Appalled by the punishment of her rebellious friend Nazrah, youngest and most petulant wife of Prince Bawad of Wasabia, Florence Farfarletti decides to draw a line in the sand. As Deputy to the deputy assistant secretary for Near East Affairs, Florence invents a far-reaching, wide-ranging plan for female emancipation in that part of the world.
The U.S. government, of course, tells her to forget it. Publicly, that is. Privately, she's enlisted in a top-secret mission to impose equal rights for the sexes on the small emirate of Matar (pronounced "Mutter"), the "Switzerland of the Persian Gulf." Her crack team: a CIA killer, a snappy PR man, and a brilliant but frustrated gay bureaucrat.

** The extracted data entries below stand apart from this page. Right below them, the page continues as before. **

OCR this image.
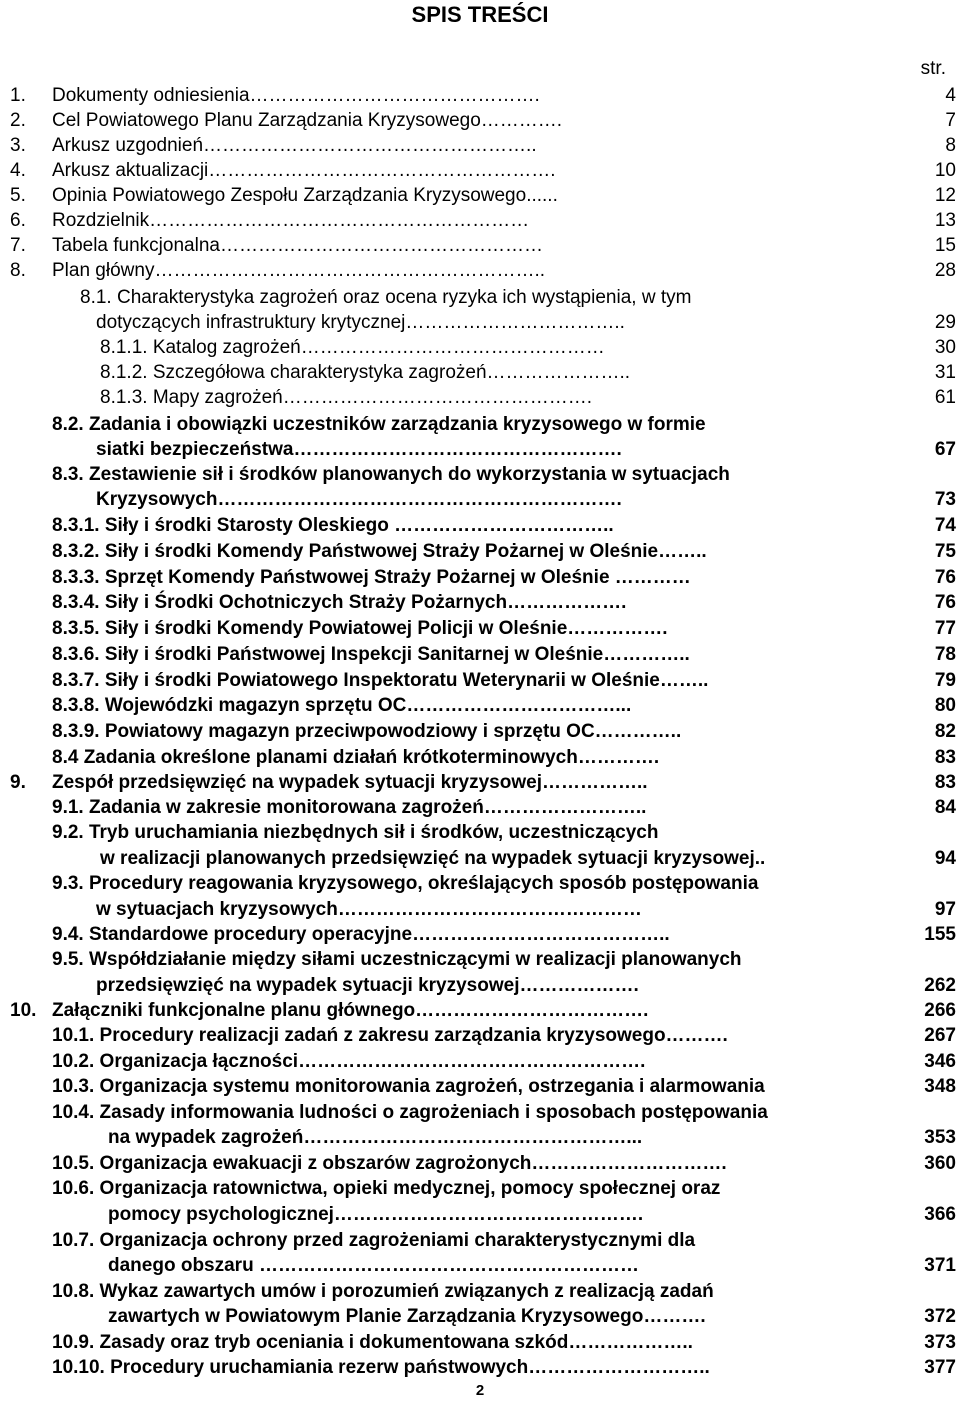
SPIS TREŚCI
str.
1. Dokumenty odniesienia……………………………………….	4
2. Cel Powiatowego Planu Zarządzania Kryzysowego………….	7
3. Arkusz uzgodnień……………………………………………..	8
4. Arkusz aktualizacji……………………………………………….	10
5. Opinia Powiatowego Zespołu Zarządzania Kryzysowego......	12
6. Rozdzielnik……………………………………………………	13
7. Tabela funkcjonalna……………………………………………	15
8. Plan główny……………………………………………………..	28
8.1. Charakterystyka zagrożeń oraz ocena ryzyka ich wystąpienia, w tym
dotyczących infrastruktury krytycznej……………………………..	29
8.1.1. Katalog zagrożeń…………………………………………	30
8.1.2. Szczegółowa charakterystyka zagrożeń…………………..	31
8.1.3. Mapy zagrożeń………………………………………….	61
8.2. Zadania i obowiązki uczestników zarządzania kryzysowego w formie
siatki bezpieczeństwa…………………………………………….	67
8.3. Zestawienie sił i środków planowanych do wykorzystania w sytuacjach
Kryzysowych……………………………………………………….	73
8.3.1. Siły i środki Starosty Oleskiego ……………………………..	74
8.3.2. Siły i środki Komendy Państwowej Straży Pożarnej w Oleśnie……..	75
8.3.3. Sprzęt Komendy Państwowej Straży Pożarnej w Oleśnie …………	76
8.3.4. Siły i Środki Ochotniczych Straży Pożarnych……………….	76
8.3.5. Siły i środki Komendy Powiatowej Policji w Oleśnie…………….	77
8.3.6. Siły i środki Państwowej Inspekcji Sanitarnej w Oleśnie…………..	78
8.3.7. Siły i środki Powiatowego Inspektoratu Weterynarii w Oleśnie……..	79
8.3.8. Wojewódzki magazyn sprzętu OC……………………………...	80
8.3.9. Powiatowy magazyn przeciwpowodziowy i sprzętu OC…………..	82
8.4 Zadania określone planami działań krótkoterminowych………….	83
9. Zespół przedsięwzięć na wypadek sytuacji kryzysowej……………..	83
9.1. Zadania w zakresie monitorowana zagrożeń……………………..	84
9.2. Tryb uruchamiania niezbędnych sił i środków, uczestniczących
w realizacji planowanych przedsięwzięć na wypadek sytuacji kryzysowej..	94
9.3. Procedury reagowania kryzysowego, określających sposób postępowania
w sytuacjach kryzysowych…………………………………………	97
9.4. Standardowe procedury operacyjne…………………………………..	155
9.5. Współdziałanie między siłami uczestniczącymi w realizacji planowanych
przedsięwzięć na wypadek sytuacji kryzysowej……………….	262
10. Załączniki funkcjonalne planu głównego……………………………….	266
10.1. Procedury realizacji zadań z zakresu zarządzania kryzysowego……….	267
10.2. Organizacja łączności……………………………………………….	346
10.3. Organizacja systemu monitorowania zagrożeń, ostrzegania i alarmowania	348
10.4. Zasady informowania ludności o zagrożeniach i sposobach postępowania
na wypadek zagrożeń……………………………………………...	353
10.5. Organizacja ewakuacji z obszarów zagrożonych………………………….	360
10.6. Organizacja ratownictwa, opieki medycznej, pomocy społecznej oraz
pomocy psychologicznej………………………………………….	366
10.7. Organizacja ochrony przed zagrożeniami charakterystycznymi dla
danego obszaru ……………………………………………………	371
10.8. Wykaz zawartych umów i porozumień związanych z realizacją zadań
zawartych w Powiatowym Planie Zarządzania Kryzysowego……….	372
10.9. Zasady oraz tryb oceniania i dokumentowana szkód………………..	373
10.10. Procedury uruchamiania rezerw państwowych………………………..	377
2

Her weapon: TV shows.
The lineup on TV Matar includes A Thousand and One Mornings, a daytime talk show that features self-defense tips to be used against boyfriends during Ramadan; an addictive soap opera featuring strangely familiar members of the Matar royal family; and a sitcom about an inept but ruthless squad of religious police, pitched as "Friends from Hell."

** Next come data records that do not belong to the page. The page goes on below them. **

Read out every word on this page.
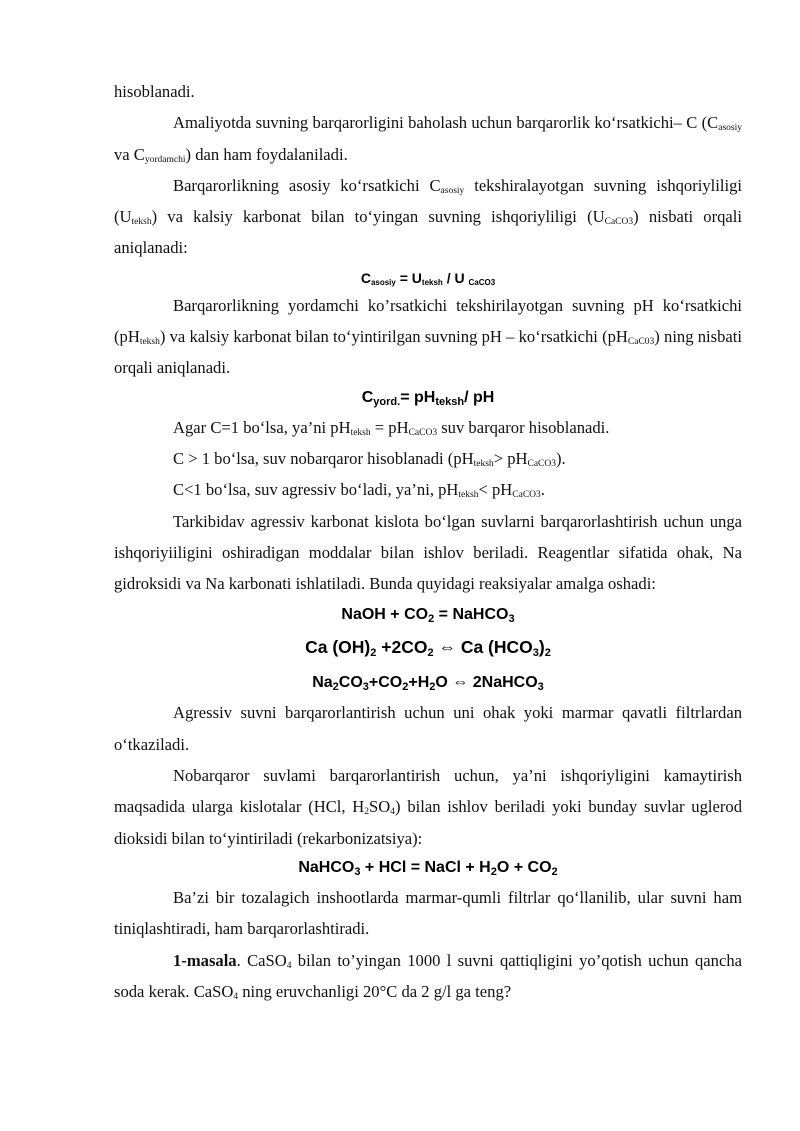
hisoblanadi.

Amaliyotda suvning barqarorligini baholash uchun barqarorlik ko‘rsatkichi– C ($C_{asosiy}$ va $C_{yordamchi}$) dan ham foydalaniladi.

Barqarorlikning asosiy ko‘rsatkichi $C_{asosiy}$ tekshiralayotgan suvning ishqoriyliligi $(U_{teksh})$ va kalsiy karbonat bilan to‘yingan suvning ishqoriyliligi $(U_{CaCO3})$ nisbati orqali aniqlanadi:

$C_{asosiy} = U_{teksh} / U$ $_{CaCO3}$

Barqarorlikning yordamchi ko’rsatkichi tekshirilayotgan suvning pH ko‘rsatkichi $(pH_{teksh})$ va kalsiy karbonat bilan to‘yintirilgan suvning pH – ko‘rsatkichi $(pH_{CaC03})$ ning nisbati orqali aniqlanadi.

$C_{yord.}= pH_{teksh}/$ pH

Agar C=1 bo‘lsa, ya’ni $pH_{teksh} = pH_{CaCO3}$ suv barqaror hisoblanadi.

C > 1 bo‘lsa, suv nobarqaror hisoblanadi $(pH_{teksh}> pH_{CaCO3})$.

C<1 bo‘lsa, suv agressiv bo‘ladi, ya’ni, $pH_{teksh}< pH_{CaCO3}$.

Tarkibidav agressiv karbonat kislota bo‘lgan suvlarni barqarorlashtirish uchun unga ishqoriyiiligini oshiradigan moddalar bilan ishlov beriladi. Reagentlar sifatida ohak, Na gidroksidi va Na karbonati ishlatiladi. Bunda quyidagi reaksiyalar amalga oshadi:

NaOH + $CO_2$ = NaHCO$_3$
Ca $(OH)_2 +2CO_2$ ⇔ Ca $(HCO_3)_2$
$Na_2CO_3+CO_2+H_2O$ ⇔ 2NaHCO$_3$

Agressiv suvni barqarorlantirish uchun uni ohak yoki marmar qavatli filtrlardan o‘tkaziladi.

Nobarqaror suvlami barqarorlantirish uchun, ya’ni ishqoriyligini kamaytirish maqsadida ularga kislotalar (HCl, $H_2SO_4$) bilan ishlov beriladi yoki bunday suvlar uglerod dioksidi bilan to‘yintiriladi (rekarbonizatsiya):

NaHCO$_3$ + HCl = NaCl + $H_2O + CO_2$

Ba’zi bir tozalagich inshootlarda marmar-qumli filtrlar qo‘llanilib, ular suvni ham tiniqlashtiradi, ham barqarorlashtiradi.

1-masala. CaSO$_4$ bilan to’yingan 1000 l suvni qattiqligini yo’qotish uchun qancha soda kerak. CaSO$_4$ ning eruvchanligi 20°C da 2 g/l ga teng?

The result: the first deadly car bombs in the country since 1936, a fatwa against the station's entire staff, a struggle for control of the kingdom, and, of course, interference from the French. And that's only the beginning.

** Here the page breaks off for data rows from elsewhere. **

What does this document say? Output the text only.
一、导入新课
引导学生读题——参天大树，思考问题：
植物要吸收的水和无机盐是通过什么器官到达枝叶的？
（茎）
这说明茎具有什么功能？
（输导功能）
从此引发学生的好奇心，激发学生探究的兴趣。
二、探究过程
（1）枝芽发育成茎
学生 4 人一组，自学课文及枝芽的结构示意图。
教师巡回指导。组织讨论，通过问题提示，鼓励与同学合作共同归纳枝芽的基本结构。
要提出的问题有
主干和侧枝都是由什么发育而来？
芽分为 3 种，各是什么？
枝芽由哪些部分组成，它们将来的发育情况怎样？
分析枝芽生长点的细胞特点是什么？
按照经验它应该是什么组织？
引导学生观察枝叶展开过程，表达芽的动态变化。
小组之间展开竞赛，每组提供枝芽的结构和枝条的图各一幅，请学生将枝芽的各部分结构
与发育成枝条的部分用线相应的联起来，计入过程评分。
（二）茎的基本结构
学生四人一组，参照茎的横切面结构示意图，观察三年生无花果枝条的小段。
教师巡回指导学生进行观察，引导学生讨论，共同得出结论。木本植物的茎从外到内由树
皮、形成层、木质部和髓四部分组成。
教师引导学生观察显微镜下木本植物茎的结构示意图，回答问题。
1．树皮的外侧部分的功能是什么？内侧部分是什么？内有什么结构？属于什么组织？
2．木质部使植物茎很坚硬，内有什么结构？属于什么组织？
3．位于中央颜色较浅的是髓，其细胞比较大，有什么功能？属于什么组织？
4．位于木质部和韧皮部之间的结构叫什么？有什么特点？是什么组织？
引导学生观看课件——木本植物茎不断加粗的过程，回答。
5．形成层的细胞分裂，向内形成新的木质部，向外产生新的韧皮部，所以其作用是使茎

A merciless dismantling of both American ineptitude and Arabic intolerance, Florence of Arabia is Christopher Buckley's funniest and most serious novel yet, a biting satire of how U.S. good intentions can cause the Shiite to hit the fan.
Review
"Buckley uses the baton passed to him by the dying Evelyn Waugh to ridicule America's most embarrassing ally in the most amusing way possible, deploying high gags and low....Buckley is a literary WMD. Thank heavens he's ours." Kirkus Reviews
Review
"Christopher Buckley is likely to make some people very angry with this book, but there will be no denying the elegance and, by my lights, the essential gentleness of his wit. Buckley can be offensive...but I don't detect malice, or at least not much." The Washington Post
Review
"[A] hit....It's really pretty astonishing that Buckley has produced a comedy out of this stuff....Nonetheless, Buckley manages to make consistently large-hearted, wickedly informed fun out of nearly everything going..." Seattle Times
Review
"It's finally happened: Christopher Buckley has become as insufferable as his father....The stupid jokes come too fast and furious, especially when it becomes clear that there isn't really any plot to speak of." Dallas-Ft. Worth Star Telegram
Review
"This comic novel could cause an international incident....The biting satire and hilarity come full-blown from the fertile mind of Christopher Buckley..." Providence Journal
Review
"[V]ery witty indeed....It's only when Buckley realizes he can't joke his way out of the horrors that would occur in albeit fictional regimes that the book clashes with itself. Some things even Buckley can't make funny. (Grade: B)" Entertainment Weekly
Synopsis
A merciless dismantling of both American ineptitude and Arabic intolerance, Florence of Arabia is Christopher Buckley's funniest and most serious novel yet, a biting satire of how U.S. good intentions can cause the Shiite to hit the fan.
About the Author
Christopher Buckley is the author of ten books and the founding editor of Forbes FYI magazine, but is proudest of the fact that he recently had a ten-and-a-half-hour lunch with Christopher (no relation) Hitchens. He (Buckley, not Hitchens) was managing editor of Esquire at age 24, and worked as a merchant marine and a White House speechwriter. He was awarded the Washington Irving Medal for Literary Excellence, but lost it during the lunch with Hitchens. Florence of Arabia is his first and probably last Middle East comedy.